Desavenças entre os cordelistas eram, aliás, muitos comuns no ambiente da
Feira. Com Santa Helena, os embates eram frequentes. O perfil polêmico e agitador
do poeta, que estava sempre à frente dos movimentos promovidos pelos feirantes, o
colocava, constantemente, em confronto com as associações dos feirantes, com os
próprios feirantes e, principalmente, com os demais cordelistas. Com Gonçalo a briga
girou em torno da criação da Academia Brasileira de Literatura de Cordel (ABLC)
que, como faz questão de frisar o poeta, nasceu na Feira de São Cristóvão. Esse
vínculo ele busca reforçar em sua entrevista, realizada na sede da ABLC.

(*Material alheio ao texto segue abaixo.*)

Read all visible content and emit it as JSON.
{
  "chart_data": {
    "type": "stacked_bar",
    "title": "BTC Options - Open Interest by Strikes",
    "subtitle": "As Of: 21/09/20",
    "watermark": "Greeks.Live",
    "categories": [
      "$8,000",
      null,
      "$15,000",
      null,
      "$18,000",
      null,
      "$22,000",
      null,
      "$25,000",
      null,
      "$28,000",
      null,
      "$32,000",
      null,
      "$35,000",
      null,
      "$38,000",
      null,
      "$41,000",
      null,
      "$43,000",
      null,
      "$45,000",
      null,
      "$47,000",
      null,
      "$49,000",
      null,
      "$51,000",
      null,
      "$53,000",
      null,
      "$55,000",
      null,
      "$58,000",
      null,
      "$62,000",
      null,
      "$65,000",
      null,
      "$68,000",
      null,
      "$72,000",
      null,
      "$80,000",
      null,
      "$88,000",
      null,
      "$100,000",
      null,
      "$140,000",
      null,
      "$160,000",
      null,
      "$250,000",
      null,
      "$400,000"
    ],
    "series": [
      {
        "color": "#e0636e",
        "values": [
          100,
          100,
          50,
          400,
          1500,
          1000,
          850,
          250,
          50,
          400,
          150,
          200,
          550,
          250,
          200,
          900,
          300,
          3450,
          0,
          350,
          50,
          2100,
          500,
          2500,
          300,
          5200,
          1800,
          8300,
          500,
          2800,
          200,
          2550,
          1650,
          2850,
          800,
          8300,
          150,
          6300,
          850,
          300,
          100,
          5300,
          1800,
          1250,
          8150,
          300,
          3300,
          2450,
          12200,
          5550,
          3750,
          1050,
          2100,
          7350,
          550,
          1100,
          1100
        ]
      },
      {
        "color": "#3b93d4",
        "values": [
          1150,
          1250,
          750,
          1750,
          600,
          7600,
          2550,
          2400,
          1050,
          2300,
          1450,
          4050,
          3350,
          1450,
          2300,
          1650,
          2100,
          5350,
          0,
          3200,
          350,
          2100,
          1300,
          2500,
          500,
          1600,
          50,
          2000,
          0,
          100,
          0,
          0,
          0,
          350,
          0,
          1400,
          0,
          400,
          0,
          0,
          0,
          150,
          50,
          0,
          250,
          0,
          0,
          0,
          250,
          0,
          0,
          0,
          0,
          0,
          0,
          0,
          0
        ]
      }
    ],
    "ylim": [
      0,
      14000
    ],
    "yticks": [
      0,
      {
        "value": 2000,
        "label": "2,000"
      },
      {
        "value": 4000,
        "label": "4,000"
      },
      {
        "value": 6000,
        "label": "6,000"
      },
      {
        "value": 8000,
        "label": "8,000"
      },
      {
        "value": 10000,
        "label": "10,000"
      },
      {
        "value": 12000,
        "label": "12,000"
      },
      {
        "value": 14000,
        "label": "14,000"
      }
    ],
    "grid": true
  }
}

Funcionando, desde a sua fundação, em 1988, em um prédio antigo, em Santa Teresa,
a instituição foi idealizada por Umberto Pelegrino que também doou o imóvel para a
instalação da sua sede. A história da fundação da ABLC se liga à própria história de
Gonçalo cuja ligação com o meio intelectual remete ao início da sua vida profissional
na rádio MEC onde fez contatos que seriam importantes na sua futura carreira de
cordelista. Estas referências estarão no centro da entrevista de Gonçalo cuja
apresentação pessoal revela a preocupação de passar uma idéia de sobriedade. O
ambiente escolhido para conceder o depoimento reforça a intenção do poeta de
construir para si uma imagem de respeito e seriedade. Totalmente diferente da relação
personificada de Santa Helena e Azulão com Feira de São Cristóvão e com o cordel
ali praticado, a marca registrada de Gonçalo é a institucionalização do cordel em um
processo onde a Feira teria atuado como ponte para a criação da ABLC.

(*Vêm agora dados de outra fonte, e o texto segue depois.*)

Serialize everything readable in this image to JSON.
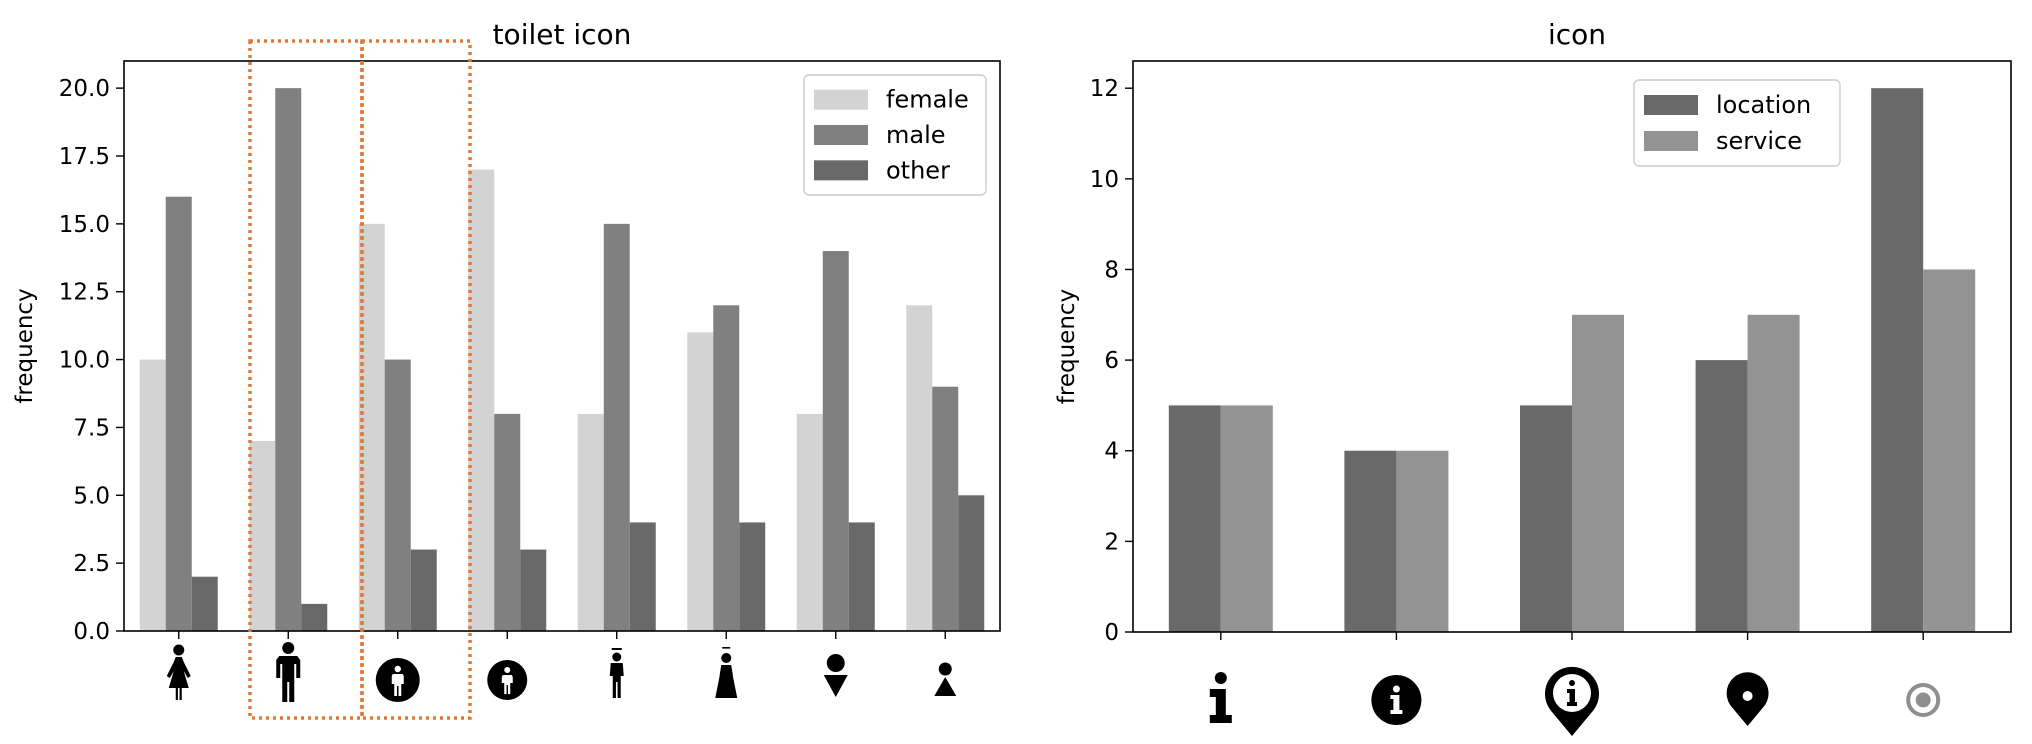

As entrevistas de Santa Helena, Azulão e Gonçalo revelam, de diferentes
formas, as relações estreitas dos cordelistas mais velhos com a Feira de São Cristóvão
cujas manifestações iniciais coincidem com a chegada em massa de migrantes
nordestinos no Rio de Janeiro. Nessa época, os três poetas, recém chegados à cidade,
8 começaram a frequentar a Feira, então funcionando no Campo de São Cristóvão. É ali
que eles vão se afirmar como artistas e construir suas identidades como porta-vozes
da comunidade nordestina no Rio de Janeiro.

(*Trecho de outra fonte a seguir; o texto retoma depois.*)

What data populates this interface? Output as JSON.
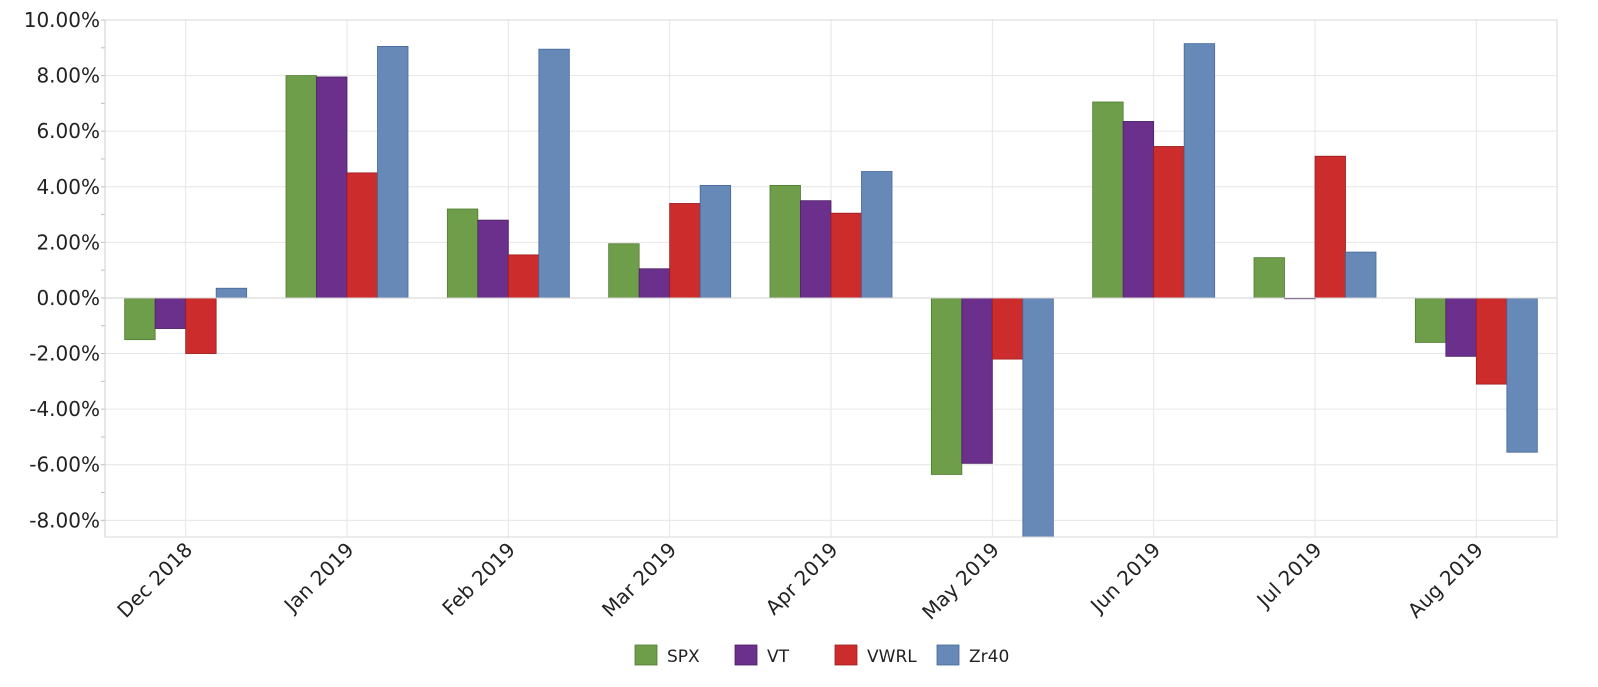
{
  "chart_data": {
    "type": "bar",
    "title": "",
    "xlabel": "",
    "ylabel": "",
    "categories": [
      "Dec 2018",
      "Jan 2019",
      "Feb 2019",
      "Mar 2019",
      "Apr 2019",
      "May 2019",
      "Jun 2019",
      "Jul 2019",
      "Aug 2019"
    ],
    "ylim": [
      -8.6,
      10
    ],
    "yticks": [
      10,
      8,
      6,
      4,
      2,
      0,
      -2,
      -4,
      -6,
      -8
    ],
    "ytick_labels": [
      "10.00%",
      "8.00%",
      "6.00%",
      "4.00%",
      "2.00%",
      "0.00%",
      "-2.00%",
      "-4.00%",
      "-6.00%",
      "-8.00%"
    ],
    "grid": true,
    "legend_position": "bottom",
    "series": [
      {
        "name": "SPX",
        "color": "#6f9e4a",
        "edge": "#4f7a30",
        "values": [
          -1.5,
          8.0,
          3.2,
          1.95,
          4.05,
          -6.35,
          7.05,
          1.45,
          -1.6
        ]
      },
      {
        "name": "VT",
        "color": "#6b2f8c",
        "edge": "#4a1f63",
        "values": [
          -1.1,
          7.95,
          2.8,
          1.05,
          3.5,
          -5.95,
          6.35,
          0.0,
          -2.1
        ]
      },
      {
        "name": "VWRL",
        "color": "#cc2c2c",
        "edge": "#9a1e1e",
        "values": [
          -2.0,
          4.5,
          1.55,
          3.4,
          3.05,
          -2.2,
          5.45,
          5.1,
          -3.1
        ]
      },
      {
        "name": "Zr40",
        "color": "#6789b8",
        "edge": "#45689a",
        "values": [
          0.35,
          9.05,
          8.95,
          4.05,
          4.55,
          -8.6,
          9.15,
          1.65,
          -5.55
        ]
      }
    ]
  }
}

As três primeiras entrevistas deixam claro a condição de pertencimento dos
cordelistas da primeira geração, à Feira de São Cristóvão. Diferente é a relação
estabelecida pelos três cordelistas da segunda geração que, chegados ao Rio de
Janeiro entre as décadas de 1960 e 1970, começaram a frequentar a Feira em um
momento em que o seu funcionamento já estava consolidado, o fluxo migratório
começava a cair, o público frequentador não era mais compactamente nordestino e o
som eletrônico começava a concorrer com a cantoria de viola. Nesse contexto, vai
despontar uma nova geração do cordel na Feira, com destaque para Sepalo Campelo,
Chico Salles e Marcus Lucenna cujas entrevistas revelam a nova relação do artista
popular com aquele espaço, nessas alturas, oferecendo maior espaço à música
eletrônica do que ao cordel e à cantoria. É essa geração de artistas que participará
mais ativamente do processo de transferência da Feira do seu local de funcionamento
original para o interior do Pavilhão de São Cristóvão onde passará para à esfera da
administração municipal.
No processo de incorporação da Feira ao poder público, têm destaque a figura
de Marcus Lucenna que, na época da entrevista, atuava como gestor daquele espaço,
ocupação que conciliava com várias outras atividades, como o radialismo, a literatura
de cordel, a música e a política, representativas da sua trajetória na Feira de São
Cristóvão entre as décadas de 1990 e 2000, período que corresponde ao acervo de
documentos que acumulou sobre o espaço em questão. Esse acervo, além do
disponibilizado por Santa Helena, compõe o corpus de fontes impressas trabalhadas
na pesquisa, do qual constam, folhetos, cartas, bilhetes, fotografias e, principalmente,
recortes de jornais e revistas.
Das fontes impressas recolhidas em outros acervos, destacam-se: 1) folhetos
de cordel sobre a Feira do acervo da Fundação Casa de Rui Barbosa; 2) reportagens
sobre a Feira do acervo do Centro Nacional de Folclore e Cultura Popular; 3)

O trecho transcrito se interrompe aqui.